Он сбросил вьюк на землю и ослабил защелку ножен. Не отрываясь от хрупкой фигурки над обрывом. Потом сел, скрестив ноги, снял меч и положил его перед собой.
Она не двигалась. Скользящий в сумерках молчал, полуприкрыв глаза, но девушка-лань прекрасно понимала всю обманчивость его неподвижности.
Она не знала, что Сигурд Ярроу, салар Пятого уровня, охотник за Перевертышами, еще ни разу не убивал оборотней просто так. Безнаказанно.
Только в бою. Ярость за ярость.
Но ярость за слабость?..
Девушка не выдержала первой:
– Я – Оркнейская лань.
Сигурд молчал.
– Назови свое имя, Серый Убийца, Бич Судьбы!.. Я хочу знать его, прежде чем забыть все…
«Я не убийца», – хотел сказать Сигурд, но сдержался. Ответил только:
– Я не хочу носить на своем имени твое предсмертное проклятие…
Оркнейская лань отошла от обрыва. Но всего на один шаг.
– Этот лес не знал войны, Девятикратный. В здешних местах нет людских поселений, и охотничьи угодья моих братьев лежат гораздо ниже предгорий Муаз-Тай… Люди, которых ты защищаешь, далеко. Может быть, твой меч освободит мою дорогу?..
Она говорила легко и быстро, с едва уловимым акцентом. Сигурд смотрел на девушку, и в глазах его была насмешка и тень от падающего дерева.
Она сделала еще шаг.
– Почему именно ты? – спросил Ярроу. И она поняла смысл вопроса.
– Я – урод. Я – карлик. Твоей головой я купила бы имя и гордость.
«Карлик, – подумал Ярроу, – слишком маленький зверь внутри человека. Ущербная половина Перевертыша. Я не знал, что так бывает…»
Она подошла совсем близко.
– У тебя много жизней, салар. Я хотела взять одну. Я думала, что…
Она присела перед ним на корточки и положила руки ему на плечи. И наступила на меч. Совсем незаметно.
Оружие. Брат Скользящего в сумерках.
…Сигурд отшвырнул девушку и вскочил на ноги. В то же мгновение лес выплюнул двух рычащих пум, и грязно-желтые кошки взвились в воздух.
Время остановилось. Скользящий в сумерках плыл в его густом, вязком потоке, всем телом вписываясь в кривизну выхваченного меча, и первый Перевертыш боком налетел на мерцающее колесо с ободом из синей стали, захлебнулся рыком и обрушился в кусты, сминая ветки, заливая их дорогим пурпуром…

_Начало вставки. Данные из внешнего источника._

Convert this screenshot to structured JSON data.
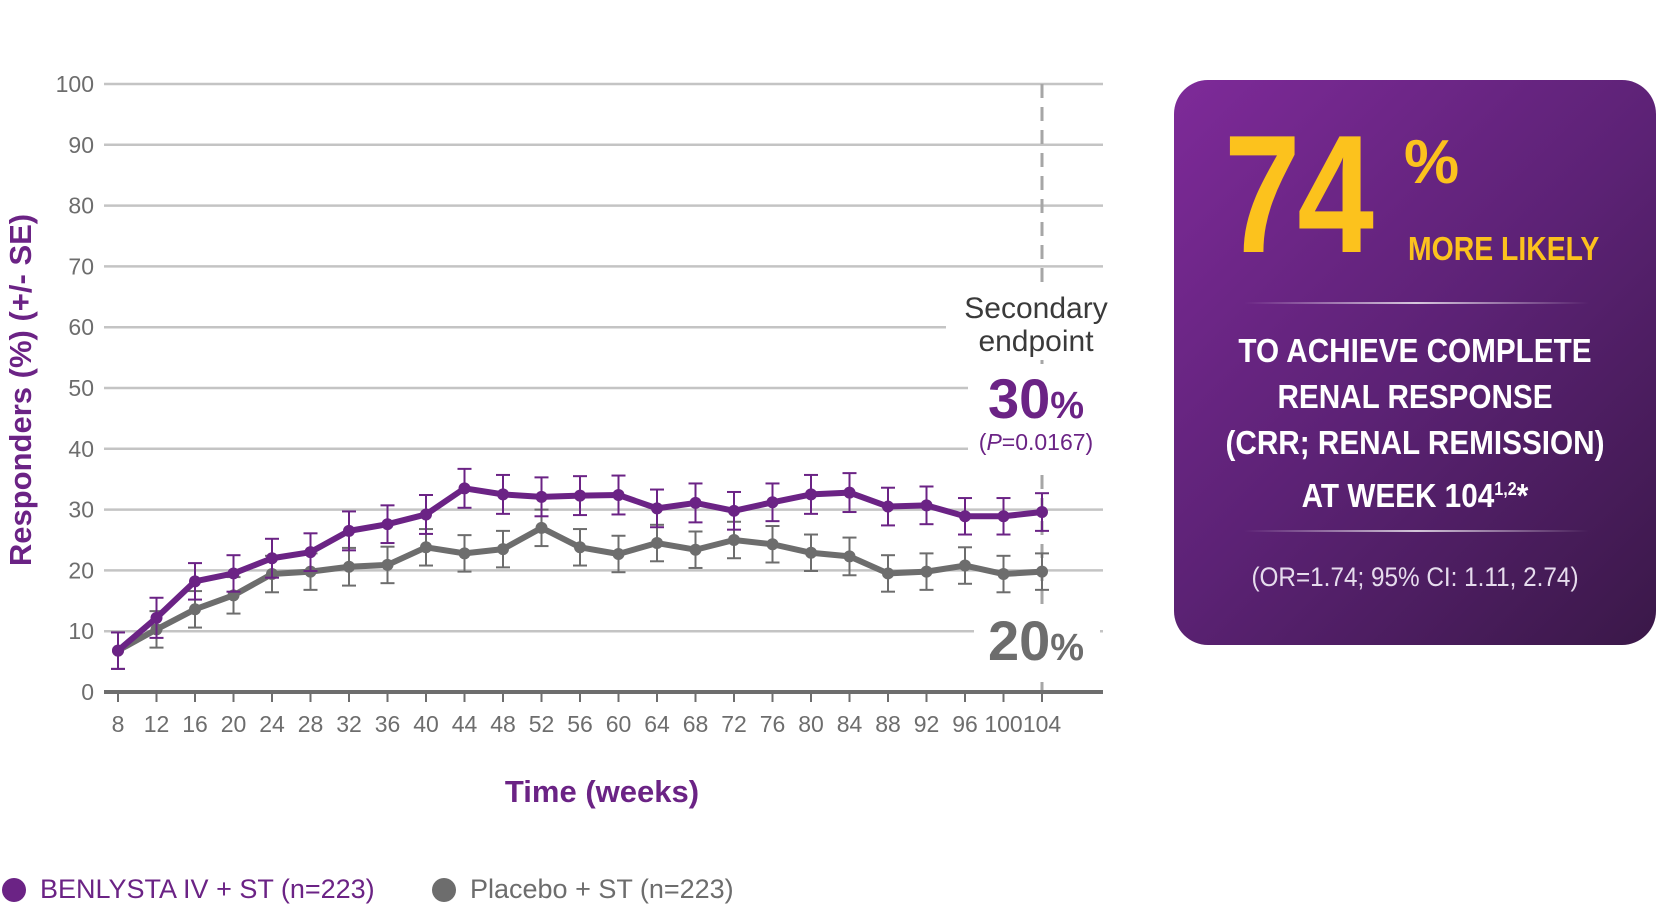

Второй изогнулся в прыжке, уходя от повторного взмаха, и тогда из кроны старого ясеня в зверя ударила шипящая молния.
Ударила, смяла и вздувшейся петлей охватила туловище пумы, бьющейся в смертной агонии. Гордость «гибких копий», дождавшийся своего часа ловчий удав Зу давал хозяину паузу на вдох…
А хозяин стоял и не мог опустить меча. В ноги ему кинулась маленькая лань – неумело, по-женски, глупо! – и сама же не устояла, упала перед ним на колени, а за ее спиной из пущи выходил яростно сопящий вепрь, уже набравший разгон и не способный остановиться…
«Назови мне свое имя, Серый Убийца, Бич Судьбы!.. Я хочу знать его, прежде чем забыть все…»
– Яр-роу!..
С глухим ревом Сигурд выхватил Оркнейскую лань из-под копыт налетевшего вепря и, уже смятый чудовищной тяжестью, успел вслепую полоснуть мечом – наугад, как мог, и еще раз…
Сумерки кончились. Настала ночь.
…Человек, похожий на вепря, стоял и смотрел на полураздавленное тело салара. Зу обвился вокруг хозяина и угрожающе шипел. Но человек-вепрь и не думал подходить. Рука его была полуотрублена, и по предплечью текла кровь, быстро густея и сворачиваясь.
Пумы-Перевертыши лежали поодаль. На них смотреть было уже незачем.